御前の池に、水鳥どもの その3

道長の正妻、倫子は、この紫式部日記の中では、なかなか面白い存在である。
重陽節句では、これで念入りに老いを拭い捨てなさいって菊の着せ綿を式部にプレゼントしたり、泥酔した道長に腹を立てて酒宴の席をプイと立ったり。平安時代のファーストレディがこんなに人間くさいとは。その倫子の横顔がこの節でもかいま見ることができる。

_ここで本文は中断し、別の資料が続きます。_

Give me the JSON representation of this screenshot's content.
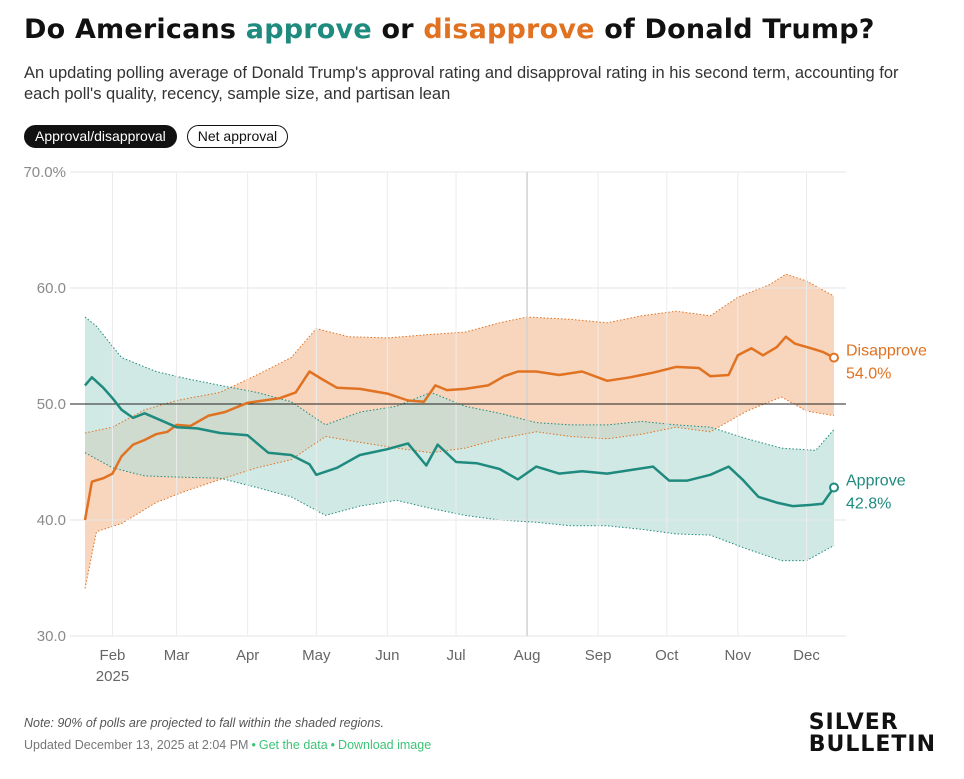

「まろがとどめし旅なれば、ことさらに急ぎまかでて、『疾くまいらん』とありしもそらごとにて、ほど降るなめり。」
「私がひきとめた里下がりなものだから、格別に急いで退出して、『すぐに帰参いたします』と言ったのも嘘であって、里にいつまでも滞在しているのでしょう。」

これは実家に戻っている式部にあてた倫子からの御消息(手紙)の内容である。なんか、すっごくイヤミな書き方じゃあないですか?これって。「私が引き留めたのにもかかわらず、さっさと里に帰っちゃったわね。すぐに戻ってくるって言ったのは嘘なのね。こっちは首を長くして待っているっていうのに、ほんっと、なかなか戻ってこないんだから(むかむかマーク)」というニュアンスが感じられる。こんな手紙もらったら、早く帰参しなくてはと思っていても、その気持ちが萎えてしまいそう。けれど、式部は大人なんだな、「そうおっしゃるのはご冗談とは思うけれど、まあ、早く戻ると約束したことだし、こうして直々にお手紙もちょうだいしたのだから」と急いで帰参するのである。

もちろん、式部が倫子の手紙の文面をそのまま書き写したと断定はできないと思うけれど、これまでの倫子のふるまいを見ていると、違和感なく感じられるのは、やはり倫子はなかなかユニークなヒトだったんだなあと思わせられるのである。